You are currently viewing Gov. Braun's IEDC board approves new 'reasonable' travel expense policy – IndyStar

Gov. Braun's IEDC board approves new 'reasonable' travel expense policy – IndyStar

After an audit last year found what the Gov. Mike Braun administration deemed “excessive” travel spending and unreported potential conflicts of interest by the Indiana Economic Development Corp., the new-regime IEDC has approved new policies aimed at reeling its leaders in.
The IEDC board now has review and approval power over any reported conflicts of interest within the quasi-public agency under a resolution the board approved March 18. Under the new travel and events policies the board approved, all expenses must have direct ties to the economic development work either the IEDC or the Indiana Economic Development Foundation is doing, they must be “reasonable” and “necessary,” and no more approving taxpayer-funded expenses for family members.

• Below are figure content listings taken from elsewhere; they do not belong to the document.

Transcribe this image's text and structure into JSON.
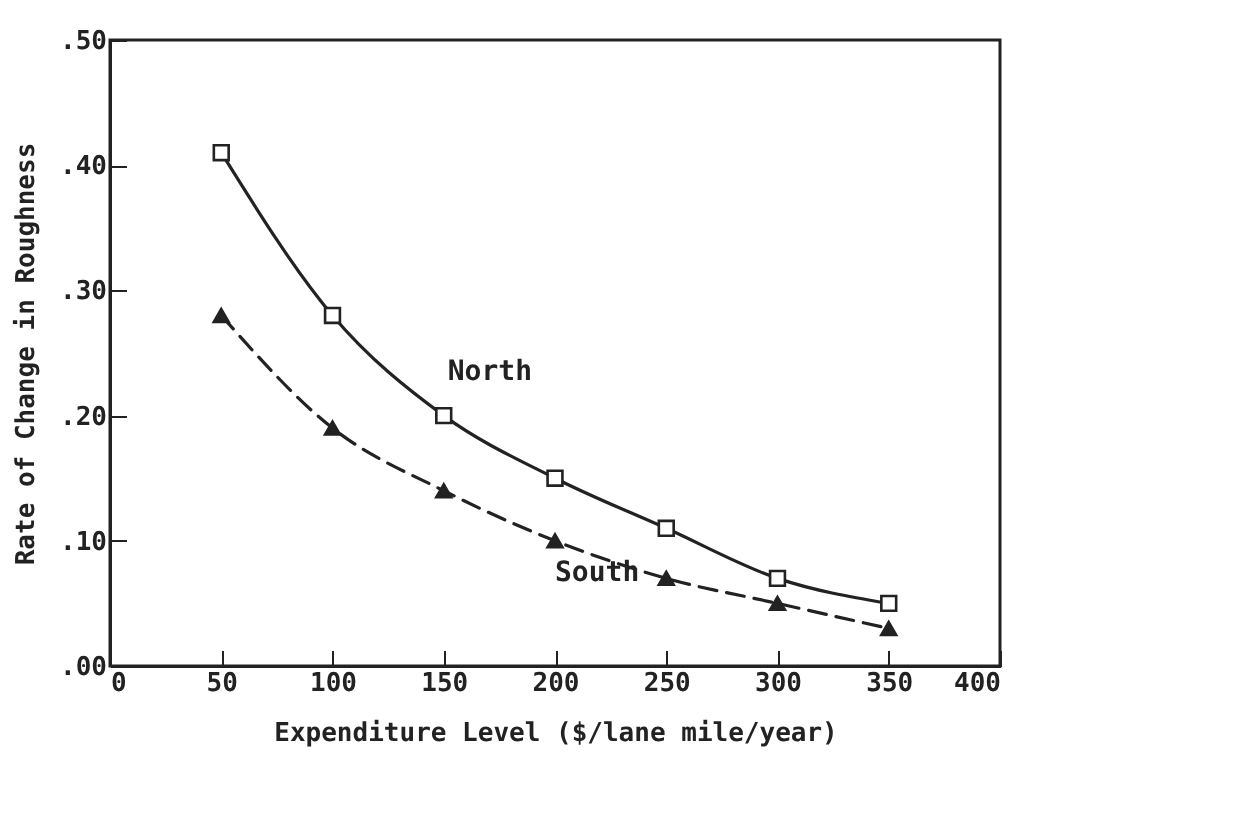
{
  "chart_data": {
    "type": "line",
    "xlabel": "Expenditure Level  ($/lane mile/year)",
    "ylabel": "Rate of Change in Roughness",
    "x": [
      50,
      100,
      150,
      200,
      250,
      300,
      350
    ],
    "series": [
      {
        "name": "North",
        "color": "#222222",
        "values": [
          0.41,
          0.28,
          0.2,
          0.15,
          0.11,
          0.07,
          0.05
        ],
        "marker": "square",
        "line_style": "solid"
      },
      {
        "name": "South",
        "color": "#222222",
        "values": [
          0.28,
          0.19,
          0.14,
          0.1,
          0.07,
          0.05,
          0.03
        ],
        "marker": "triangle",
        "line_style": "dashed"
      }
    ],
    "xlim": [
      0,
      400
    ],
    "xticks": [
      0,
      50,
      100,
      150,
      200,
      250,
      300,
      350,
      400
    ],
    "ylim": [
      0,
      0.5
    ],
    "yticks": [
      {
        "value": 0,
        "label": ".00"
      },
      {
        "value": 0.1,
        "label": ".10"
      },
      {
        "value": 0.2,
        "label": ".20"
      },
      {
        "value": 0.3,
        "label": ".30"
      },
      {
        "value": 0.4,
        "label": ".40"
      },
      {
        "value": 0.5,
        "label": ".50"
      }
    ],
    "grid": false,
    "legend": false
  }
}
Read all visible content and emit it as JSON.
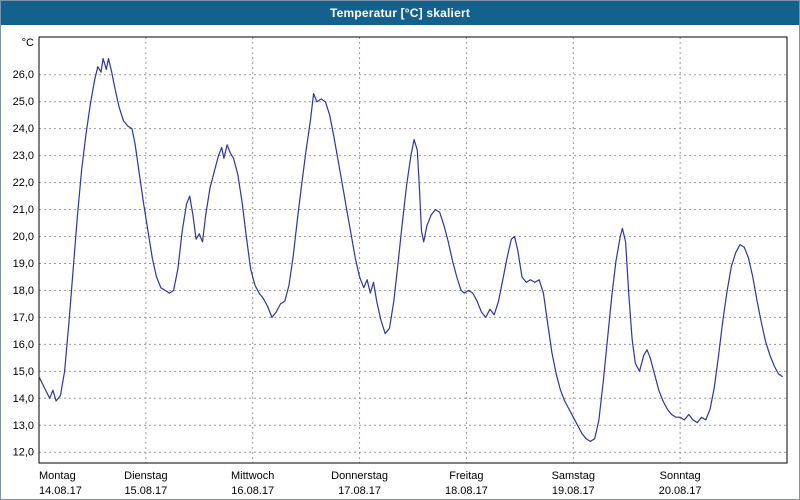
{
  "window": {
    "title": "Temperatur [°C] skaliert"
  },
  "colors": {
    "titlebar": "#15618e",
    "title_text": "#ffffff",
    "line": "#2b35a5",
    "grid": "#9a9a9a",
    "plot_border": "#000000",
    "background": "#ffffff"
  },
  "chart_data": {
    "type": "line",
    "title": "Temperatur [°C] skaliert",
    "unit_label": "°C",
    "grid": true,
    "legend": "none",
    "ylim": [
      11.6,
      27.4
    ],
    "y_ticks": [
      12,
      13,
      14,
      15,
      16,
      17,
      18,
      19,
      20,
      21,
      22,
      23,
      24,
      25,
      26
    ],
    "y_tick_labels": [
      "12,0",
      "13,0",
      "14,0",
      "15,0",
      "16,0",
      "17,0",
      "18,0",
      "19,0",
      "20,0",
      "21,0",
      "22,0",
      "23,0",
      "24,0",
      "25,0",
      "26,0"
    ],
    "x_range_days": [
      0,
      7
    ],
    "days": [
      {
        "name": "Montag",
        "date": "14.08.17"
      },
      {
        "name": "Dienstag",
        "date": "15.08.17"
      },
      {
        "name": "Mittwoch",
        "date": "16.08.17"
      },
      {
        "name": "Donnerstag",
        "date": "17.08.17"
      },
      {
        "name": "Freitag",
        "date": "18.08.17"
      },
      {
        "name": "Samstag",
        "date": "19.08.17"
      },
      {
        "name": "Sonntag",
        "date": "20.08.17"
      }
    ],
    "series": [
      {
        "name": "Temperatur [°C]",
        "color": "#2b35a5",
        "points": [
          [
            0.0,
            14.8
          ],
          [
            0.05,
            14.4
          ],
          [
            0.1,
            14.0
          ],
          [
            0.13,
            14.3
          ],
          [
            0.16,
            13.9
          ],
          [
            0.2,
            14.1
          ],
          [
            0.24,
            15.0
          ],
          [
            0.28,
            16.8
          ],
          [
            0.32,
            18.8
          ],
          [
            0.36,
            20.8
          ],
          [
            0.4,
            22.5
          ],
          [
            0.44,
            23.8
          ],
          [
            0.48,
            24.9
          ],
          [
            0.52,
            25.8
          ],
          [
            0.55,
            26.3
          ],
          [
            0.58,
            26.1
          ],
          [
            0.6,
            26.6
          ],
          [
            0.63,
            26.2
          ],
          [
            0.65,
            26.6
          ],
          [
            0.68,
            26.1
          ],
          [
            0.71,
            25.5
          ],
          [
            0.75,
            24.8
          ],
          [
            0.79,
            24.3
          ],
          [
            0.83,
            24.1
          ],
          [
            0.87,
            24.0
          ],
          [
            0.9,
            23.4
          ],
          [
            0.94,
            22.3
          ],
          [
            0.98,
            21.2
          ],
          [
            1.02,
            20.2
          ],
          [
            1.06,
            19.2
          ],
          [
            1.1,
            18.5
          ],
          [
            1.14,
            18.1
          ],
          [
            1.18,
            18.0
          ],
          [
            1.22,
            17.9
          ],
          [
            1.26,
            18.0
          ],
          [
            1.3,
            18.8
          ],
          [
            1.34,
            20.2
          ],
          [
            1.38,
            21.2
          ],
          [
            1.41,
            21.5
          ],
          [
            1.44,
            20.8
          ],
          [
            1.47,
            19.9
          ],
          [
            1.5,
            20.1
          ],
          [
            1.53,
            19.8
          ],
          [
            1.56,
            20.8
          ],
          [
            1.6,
            21.8
          ],
          [
            1.64,
            22.4
          ],
          [
            1.68,
            23.0
          ],
          [
            1.71,
            23.3
          ],
          [
            1.73,
            22.9
          ],
          [
            1.76,
            23.4
          ],
          [
            1.79,
            23.1
          ],
          [
            1.82,
            22.9
          ],
          [
            1.86,
            22.3
          ],
          [
            1.9,
            21.3
          ],
          [
            1.94,
            20.0
          ],
          [
            1.98,
            18.8
          ],
          [
            2.02,
            18.2
          ],
          [
            2.06,
            17.9
          ],
          [
            2.1,
            17.7
          ],
          [
            2.14,
            17.4
          ],
          [
            2.18,
            17.0
          ],
          [
            2.22,
            17.2
          ],
          [
            2.26,
            17.5
          ],
          [
            2.3,
            17.6
          ],
          [
            2.34,
            18.2
          ],
          [
            2.38,
            19.3
          ],
          [
            2.42,
            20.7
          ],
          [
            2.46,
            22.0
          ],
          [
            2.5,
            23.2
          ],
          [
            2.54,
            24.3
          ],
          [
            2.57,
            25.3
          ],
          [
            2.6,
            25.0
          ],
          [
            2.64,
            25.1
          ],
          [
            2.68,
            25.0
          ],
          [
            2.72,
            24.5
          ],
          [
            2.76,
            23.7
          ],
          [
            2.8,
            22.8
          ],
          [
            2.84,
            21.9
          ],
          [
            2.88,
            21.0
          ],
          [
            2.92,
            20.1
          ],
          [
            2.96,
            19.2
          ],
          [
            3.0,
            18.5
          ],
          [
            3.04,
            18.1
          ],
          [
            3.07,
            18.4
          ],
          [
            3.1,
            17.9
          ],
          [
            3.13,
            18.3
          ],
          [
            3.16,
            17.6
          ],
          [
            3.2,
            16.9
          ],
          [
            3.24,
            16.4
          ],
          [
            3.28,
            16.6
          ],
          [
            3.32,
            17.6
          ],
          [
            3.36,
            19.0
          ],
          [
            3.4,
            20.5
          ],
          [
            3.44,
            21.9
          ],
          [
            3.48,
            23.0
          ],
          [
            3.51,
            23.6
          ],
          [
            3.54,
            23.2
          ],
          [
            3.56,
            21.8
          ],
          [
            3.58,
            20.2
          ],
          [
            3.6,
            19.8
          ],
          [
            3.63,
            20.4
          ],
          [
            3.67,
            20.8
          ],
          [
            3.71,
            21.0
          ],
          [
            3.75,
            20.9
          ],
          [
            3.79,
            20.4
          ],
          [
            3.83,
            19.8
          ],
          [
            3.87,
            19.1
          ],
          [
            3.91,
            18.5
          ],
          [
            3.95,
            18.0
          ],
          [
            3.98,
            17.9
          ],
          [
            4.02,
            18.0
          ],
          [
            4.06,
            17.9
          ],
          [
            4.1,
            17.6
          ],
          [
            4.14,
            17.2
          ],
          [
            4.18,
            17.0
          ],
          [
            4.22,
            17.3
          ],
          [
            4.26,
            17.1
          ],
          [
            4.3,
            17.6
          ],
          [
            4.34,
            18.4
          ],
          [
            4.38,
            19.2
          ],
          [
            4.42,
            19.9
          ],
          [
            4.45,
            20.0
          ],
          [
            4.48,
            19.5
          ],
          [
            4.52,
            18.5
          ],
          [
            4.56,
            18.3
          ],
          [
            4.6,
            18.4
          ],
          [
            4.64,
            18.3
          ],
          [
            4.68,
            18.4
          ],
          [
            4.72,
            17.9
          ],
          [
            4.76,
            16.8
          ],
          [
            4.8,
            15.7
          ],
          [
            4.84,
            14.9
          ],
          [
            4.88,
            14.3
          ],
          [
            4.92,
            13.9
          ],
          [
            4.96,
            13.6
          ],
          [
            5.0,
            13.3
          ],
          [
            5.04,
            13.0
          ],
          [
            5.08,
            12.7
          ],
          [
            5.12,
            12.5
          ],
          [
            5.16,
            12.4
          ],
          [
            5.2,
            12.5
          ],
          [
            5.24,
            13.2
          ],
          [
            5.28,
            14.6
          ],
          [
            5.32,
            16.2
          ],
          [
            5.36,
            17.8
          ],
          [
            5.4,
            19.1
          ],
          [
            5.44,
            20.0
          ],
          [
            5.46,
            20.3
          ],
          [
            5.49,
            19.8
          ],
          [
            5.52,
            17.8
          ],
          [
            5.55,
            16.2
          ],
          [
            5.58,
            15.3
          ],
          [
            5.62,
            15.0
          ],
          [
            5.66,
            15.6
          ],
          [
            5.69,
            15.8
          ],
          [
            5.72,
            15.5
          ],
          [
            5.76,
            14.9
          ],
          [
            5.8,
            14.3
          ],
          [
            5.84,
            13.9
          ],
          [
            5.88,
            13.6
          ],
          [
            5.92,
            13.4
          ],
          [
            5.96,
            13.3
          ],
          [
            6.0,
            13.3
          ],
          [
            6.04,
            13.2
          ],
          [
            6.08,
            13.4
          ],
          [
            6.12,
            13.2
          ],
          [
            6.16,
            13.1
          ],
          [
            6.2,
            13.3
          ],
          [
            6.24,
            13.2
          ],
          [
            6.28,
            13.6
          ],
          [
            6.32,
            14.4
          ],
          [
            6.36,
            15.6
          ],
          [
            6.4,
            16.9
          ],
          [
            6.44,
            18.0
          ],
          [
            6.48,
            18.9
          ],
          [
            6.52,
            19.4
          ],
          [
            6.56,
            19.7
          ],
          [
            6.6,
            19.6
          ],
          [
            6.64,
            19.2
          ],
          [
            6.68,
            18.5
          ],
          [
            6.72,
            17.6
          ],
          [
            6.76,
            16.8
          ],
          [
            6.8,
            16.1
          ],
          [
            6.84,
            15.6
          ],
          [
            6.88,
            15.2
          ],
          [
            6.92,
            14.9
          ],
          [
            6.96,
            14.8
          ]
        ]
      }
    ]
  }
}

This is also an indication that despite previously announcing intentions to “wind down” the foundation, the Braun administration is keeping it alive.
The new policies seemingly target previous behavior highlighted by the 2025 audit, which found that the foundation was buying international plane tickets worth $5,000 to $10,000, stays at high-end hotels like the Four Seasons, and was paying for travel expenses for family members of state officials. According to the audit, the foundation wracked up $167,000 in expenses related specifically to travel for three such family members, about 10% of which the foundation got reimbursed by the IEDC. In another example, about half of a $75,000 chartered flight to Saudi Arabia in 2024 was reimbursed by the IEDC.
“This is going to be the most transparent public navigation through economic development that we’ve ever seen,” Braun said at the IEDC’s quarterly meeting March 19, where the board unanimously approved these policies. “I’m proud of what we’ve accomplished as a board. Everything we do is going to be there for the public to see.”
Transparency at the IEDC was a calling card during Braun’s campaign for governor, at a time when the agency came under fire for its quiet way of going about the LEAP district, a major industrial park in Boone County. He had ordered an independent audit of the IEDC last April, shortly after signing an executive order requiring financial disclosures from the IEDF.
The new policy for the foundation doesn’t just say expenses for family members can’t be reimbursed by taxpayers; it explicitly prohibits the foundation from spending at all on family members, as well as personal expenses, cash gifts to individuals, expenses unrelated to Indiana economic development or any spending that would jeopardize their nonprofit status.
The policy also specifically requires documentation to for all its expenditures that includes the demonstrated business purpose, the amounts, the dates and locations, and who approved them. Of the international trips the 2025 audit examined, auditors found many of them didn’t have budgets, or there were significant deviations between budgeted and actual costs.
Covered IEDC expenses under this agency’s new policy must be related to governance, such as board meetings and internal planning sessions; staff training; travel expenses explicitly tied to these functions; or compliance and audit work. The policy also applies to expenses tied to federal or private grants that the IEDC administers.
In addition to requiring conflicts of interest be reported to the board, the March 18 resolution also makes changes to the authority IEDC officers have with respect to making grant and loan award decisions. The authority to approve such grant-making decisions without board interference will no longer apply to the Twenty-First Century Research & Technology Fund, known as the 21 Fund, which is the investment fund that Elevate Ventures, a venture capital firm and nonprofit, partnered with the IEDC to manage.
How Elevate Ventures was handling state money was the inquiry that partly inspired last year’s audit. Auditors found a dearth of communication between the IEDC and Elevate that made it difficult to determine whether taxpayer dollars were used as intended. Additionally, auditors identified 30 entities that received funding from the IEDC while an IEDC board member or employee should have disclosed their conflict of interest, but only five were disclosed.
On this topic, the audit overlapped with findings in an IndyStar investigation, which found a top IEDC executive was involved in awarding millions in grants to entities he or his business associates had ties to.